Praktische Philosophie

[134] Praktische Philosophie ist die Philosophie des Praktischen (s. d.) der Willenshandlungen in ihren ethisch-socialen Formen und Werten.

Die praktische Philosophie teilen die Aristoteliker ein in phronêsis (Ethik), oikonomikê, politikê (Eth. Eudem. I, 8. über PLATO, ARISTOTELES s. praktisch). Die Scholastiker unterscheiden von der »scientia theoretica« die »scientia practica« (vgl. THOMAS, Sum. th. I, 1, 4). – »Practical philosophy« (practica philosophia) bei F. BACON für die operative Physik (s. d.). Nach CHR. THOMASIUS ist die praktische Philosophie die Wissenschaft vom glückseligen Leben (Einleit. in d. Sittenlehre 1692. Ausüb. d. Sittenl. 1696). CHR. WOLF definiert: »Scientia practica est scientia locomotivam facultatem vel etiam cognoscitivam determinandi ad actus externos vel internos voluntati et noluntati conformiter exequendos vel omittendos« (Philos. pract. § 2). »Philosophia practica universalis est scientia affectiva practica dirigendi actiones liberas per regulas generalissimas« (l. c. § 3). Sie zerfällt in Ethik, Oekonomik, Politik. – Nach KANT ist alle Erkenntnis praktisch, die aussagt, »was sein soll« (Log. S. 135). Die Sittlichkeit (s. d.) ist das »absolut Praktische« (l. c. S. 136). Praktische Philosophie kat' exochên ist die Ethik (ib.). »alle praktischen Sätze, die dasjenige, was die Natur enthalten kann, von der Willkür als Ursache ableiten, gehören insgesamt zur theoretischen Philosophie als Erkenntnis der Natur. nur diejenigen, welche der Freiheit das Gesetz geben, sind dem Inhalte nach specifisch von jenen unterschieden. Man kann von den ersteren sagen: sie machen den praktischen Teil einer Philosophie der Natur aus, die letzteren aber gründen allein eine besondere praktische Philosophie« (Üb. Philos. überh. S. 144). »Praktische Sätze also, die dem Inhalte nach bloß die Möglichkeit eines vorgestellten Objects (durch willkürliche Handlung) betreffen, sind nur Anwendungen einer vollständigen theoretischen Erkenntnis und können keinen besondern Teil einer Wissenschaft ausmachen« (l. c. S. 145). – Nach PLATNER zeigt die »contemplative« Philosophie, was der Mensch denken, die »praktische«, wie er handeln soll (Log. u. Met. S. 4). – Nach BOUTERWEK heißt die Philosophie praktisch, »wenn sie zu ihrem Gegenstande die menschlichen Handlungen wählt, denen die Vernunft... einen Wert zuspricht« (Lehrb. d. philos. Wissensch. II, 3).
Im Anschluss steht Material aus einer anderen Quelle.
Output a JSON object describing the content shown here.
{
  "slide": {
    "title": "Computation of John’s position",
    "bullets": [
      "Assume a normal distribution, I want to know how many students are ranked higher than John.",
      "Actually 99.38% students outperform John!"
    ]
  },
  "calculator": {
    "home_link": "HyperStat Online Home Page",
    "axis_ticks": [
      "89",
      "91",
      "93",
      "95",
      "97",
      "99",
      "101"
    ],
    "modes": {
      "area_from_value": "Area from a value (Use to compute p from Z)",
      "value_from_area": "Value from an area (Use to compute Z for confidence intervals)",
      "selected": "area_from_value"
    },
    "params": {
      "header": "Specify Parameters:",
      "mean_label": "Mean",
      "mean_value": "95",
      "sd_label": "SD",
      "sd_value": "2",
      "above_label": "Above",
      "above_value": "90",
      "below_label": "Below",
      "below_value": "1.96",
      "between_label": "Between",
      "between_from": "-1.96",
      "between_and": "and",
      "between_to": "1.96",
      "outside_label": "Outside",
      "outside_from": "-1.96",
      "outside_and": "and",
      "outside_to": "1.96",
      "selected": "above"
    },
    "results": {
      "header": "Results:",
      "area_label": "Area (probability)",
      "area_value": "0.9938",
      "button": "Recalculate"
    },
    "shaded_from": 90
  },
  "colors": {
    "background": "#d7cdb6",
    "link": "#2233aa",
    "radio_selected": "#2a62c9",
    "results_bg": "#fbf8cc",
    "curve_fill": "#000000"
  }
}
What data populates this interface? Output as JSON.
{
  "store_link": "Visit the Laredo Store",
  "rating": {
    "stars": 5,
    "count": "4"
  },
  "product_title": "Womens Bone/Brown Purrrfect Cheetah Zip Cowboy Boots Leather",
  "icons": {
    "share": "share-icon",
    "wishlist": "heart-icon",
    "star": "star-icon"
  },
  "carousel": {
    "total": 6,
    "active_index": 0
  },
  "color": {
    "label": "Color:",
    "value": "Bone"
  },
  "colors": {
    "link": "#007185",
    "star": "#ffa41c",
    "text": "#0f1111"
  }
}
HERBART nennt die Ethik (s. d.) »praktische Philosophie«. Diese ist »eine Lehre vom Tun und Lassen, von den unter Menschen zu treffenden Einrichtungen, vom geselligen und bürgerlichen Leben« (Lehrb. zur Einleit.5, S. 143. vgl. Encykl. d. Philos. S. 349 ff.). Nach ALLIHN ist die Aufgabe der praktischen Philosophie »die Aufstellung dessen, was absolut gefällt und absolut mißfällt, in den einfachsten Ausdrücken« (Grundl. d. allg. Eth. S. 21). – Nach L. KNAPP ist die praktische Philosophie die »Erkenntnis der praktischen Phantasmen«, Irrtümer (Syst. d. Rechtsphilos. S. 41). Sie zerfällt in Rechts- und Moralphilosophie (ib.). Nach WUNDT ist die wissenschaftliche Untersuchung praktisch, »sobald sie sich mit menschlichen Willkürhandlungen und den geistigen Schöpfungen, die aus solchen hervorgehen, beschäftigt« (Eth.2, S. 6).

Quelle:
Eisler, Rudolf: Wörterbuch der philosophischen Begriffe, Band 2. Berlin 1904, S. 134.